Pris au dépourvu la bête se débat et mord sa propre queue !

Benoît Joachim semblait déjà tout dire sur la nation haïtienne dans son livre : « Les Racines du Sous-développement en Haïti » sacré prix Henri Deschamps de 1979. Tant de décennies nous séparent de cette bible, plutôt cette apocalypse de l’administration publique haïtienne toujours empreinte de négligence, d’inconstance, d’inconscience et de corruption. Chaque jour amène son drame, son petit malheur si prévisible quand personne ne comprend la valeur de la prévoyance tout en tenant le gouvernail d’une classe d’hommes et de femmes qui battus par les déceptions et les désillusions ne peuvent ni se tenir, ni se retenir, alors tout s’effondre ; les hommes et les choses.
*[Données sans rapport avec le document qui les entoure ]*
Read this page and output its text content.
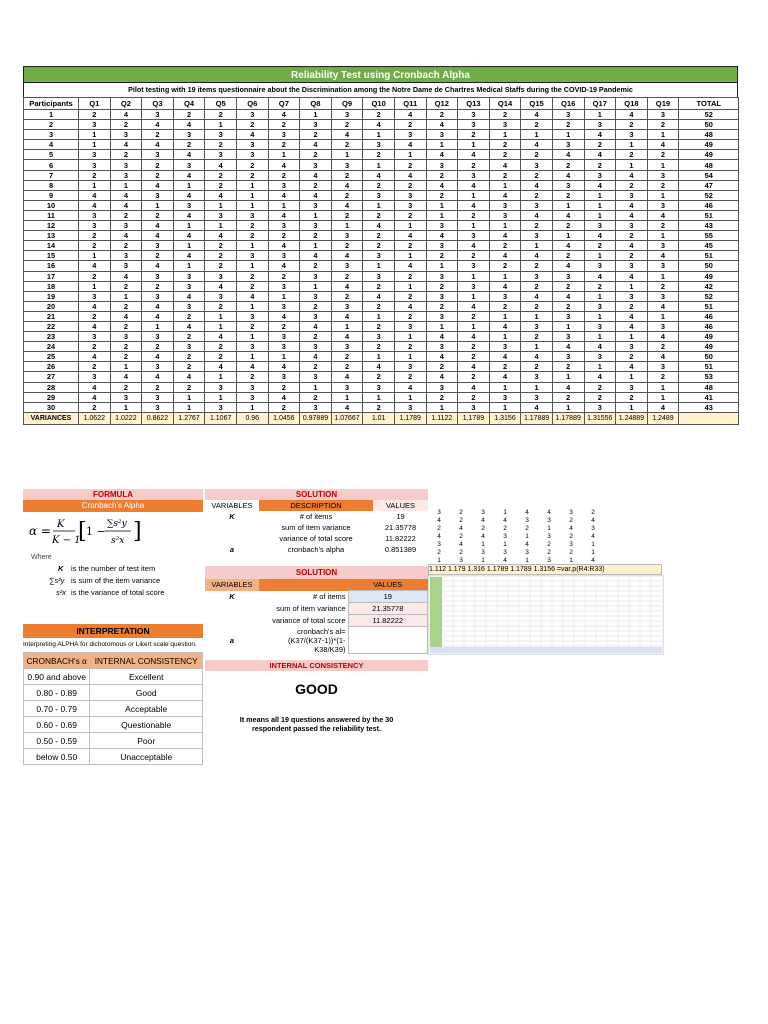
Reliability Test using Cronbach Alpha
Pilot testing with 19 items questionnaire about the Discrimination among the Notre Dame de Chartres Medical Staffs during the COVID-19 Pandemic
Participants	Q1	Q2	Q3	Q4	Q5	Q6	Q7	Q8	Q9	Q10	Q11	Q12	Q13	Q14	Q15	Q16	Q17	Q18	Q19	TOTAL
1	2	4	3	2	2	3	4	1	3	2	4	2	3	2	4	3	1	4	3	52
2	3	2	4	4	1	2	2	3	2	4	2	4	3	3	2	2	3	2	2	50
3	1	3	2	3	3	4	3	2	4	1	3	3	2	1	1	1	4	3	1	48
4	1	4	4	2	2	3	2	4	2	3	4	1	1	2	4	3	2	1	4	49
5	3	2	3	4	3	3	1	2	1	2	1	4	4	2	2	4	4	2	2	49
6	3	3	2	3	4	2	4	3	3	1	2	3	2	4	3	2	2	1	1	48
7	2	3	2	4	2	2	2	4	2	4	4	2	3	2	2	4	3	4	3	54
8	1	1	4	1	2	1	3	2	4	2	2	4	4	1	4	3	4	2	2	47
9	4	4	3	4	4	1	4	4	2	3	3	2	1	4	2	2	1	3	1	52
10	4	4	1	3	1	1	1	3	4	1	3	1	4	3	3	1	1	4	3	46
11	3	2	2	4	3	3	4	1	2	2	2	1	2	3	4	4	1	4	4	51
12	3	3	4	1	1	2	3	3	1	4	1	3	1	1	2	2	3	3	2	43
13	2	4	4	4	4	2	2	2	3	2	4	4	3	4	3	1	4	2	1	55
14	2	2	3	1	2	1	4	1	2	2	2	3	4	2	1	4	2	4	3	45
15	1	3	2	4	2	3	3	4	4	3	1	2	2	4	4	2	1	2	4	51
16	4	3	4	1	2	1	4	2	3	1	4	1	3	2	2	4	3	3	3	50
17	2	4	3	3	3	2	2	3	2	3	2	3	1	1	3	3	4	4	1	49
18	1	2	2	3	4	2	3	1	4	2	1	2	3	4	2	2	2	1	2	42
19	3	1	3	4	3	4	1	3	2	4	2	3	1	3	4	4	1	3	3	52
20	4	2	4	3	2	1	3	2	3	2	4	2	4	2	2	2	3	2	4	51
21	2	4	4	2	1	3	4	3	4	1	2	3	2	1	1	3	1	4	1	46
22	4	2	1	4	1	2	2	4	1	2	3	1	1	4	3	1	3	4	3	46
23	3	3	3	2	4	1	3	2	4	3	1	4	4	1	2	3	1	1	4	49
24	2	2	2	3	2	3	3	3	3	2	2	3	2	3	1	4	4	3	2	49
25	4	2	4	2	2	1	1	4	2	1	1	4	2	4	4	3	3	2	4	50
26	2	1	3	2	4	4	4	2	2	4	3	2	4	2	2	2	1	4	3	51
27	3	4	4	4	1	2	3	3	4	2	2	4	2	4	3	1	4	1	2	53
28	4	2	2	2	3	3	2	1	3	3	4	3	4	1	1	4	2	3	1	48
29	4	3	3	1	1	3	4	2	1	1	1	2	2	3	3	2	2	2	1	41
30	2	1	3	1	3	1	2	3	4	2	3	1	3	1	4	1	3	1	4	43
VARIANCES	1.0622	1.0222	0.8622	1.2767	1.1067	0.96	1.0456	0.97889	1.07667	1.01	1.1789	1.1122	1.1789	1.3156	1.17889	1.17889	1.31556	1.24889	1.2489	
FORMULA
Cronbach's Alpha
α = K
K − 1
[ 1 −
∑s²y
s²x ]
Where
K is the number of test item
∑s²y is sum of the item variance
s²x is the variance of total score
INTERPRETATION
Interpreting ALPHA for dichotomous or Likert scale question.
CRONBACH's α	INTERNAL CONSISTENCY
0.90 and above	Excellent
0.80 - 0.89	Good
0.70 - 0.79	Acceptable
0.60 - 0.69	Questionable
0.50 - 0.59	Poor
below 0.50	Unacceptable
SOLUTION
VARIABLES	DESCRIPTION	VALUES
K	# of items	19
	sum of item variance	21.35778
	variance of total score	11.82222
a	cronbach's alpha	0.851389
SOLUTION
VARIABLES		VALUES
K	# of items	19
	sum of item variance	21.35778
	variance of total score	11.82222
a	cronbach's al=(K37/(K37-1))*(1-K38/K39)	
INTERNAL CONSISTENCY
GOOD
It means all 19 questions answered by the 30 respondent passed the reliability test.
3	2	3	1	4	4	3	2
4	2	4	4	3	3	2	4
2	4	2	2	2	1	4	3
4	2	4	3	1	3	2	4
3	4	1	1	4	2	3	1
2	2	3	3	3	2	2	1
1	3	1	4	1	3	1	4
1.112 1.179 1.316 1.1789 1.1789 1.3156 =var.p(R4:R33)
Quand le mois de septembre prit congé par l’incendie d’une pompe à essence à la rue 9 A au Cap-Haïtien , le mois d’octobre faisait ses débuts par la fermeture du Lycée des Jeunes Filles de la rue 17 D. Abrité dans des locaux privés, le propriétaire a décidé d’opérer la fermeture en plein début de l’année scolaire pour marquer les esprits et saboter l’institution, de plein droit semble-t-il, car les autorités accumulent les années sans verser l’allocation due et nous parlons de 3 années. Encore une fois, un Ministère se retrouve endetté et ne respecte pas ses engagements, un jeu qui humilie des centaines d’élèves, des professeurs et des parents. Désormais, ce sont des portes closes, un silence particulièrement étrange qui au niveau de la rue 17 D révèle malgré les insignes encore sur les murs qu’elles ne sont plus là. Pauvres filles !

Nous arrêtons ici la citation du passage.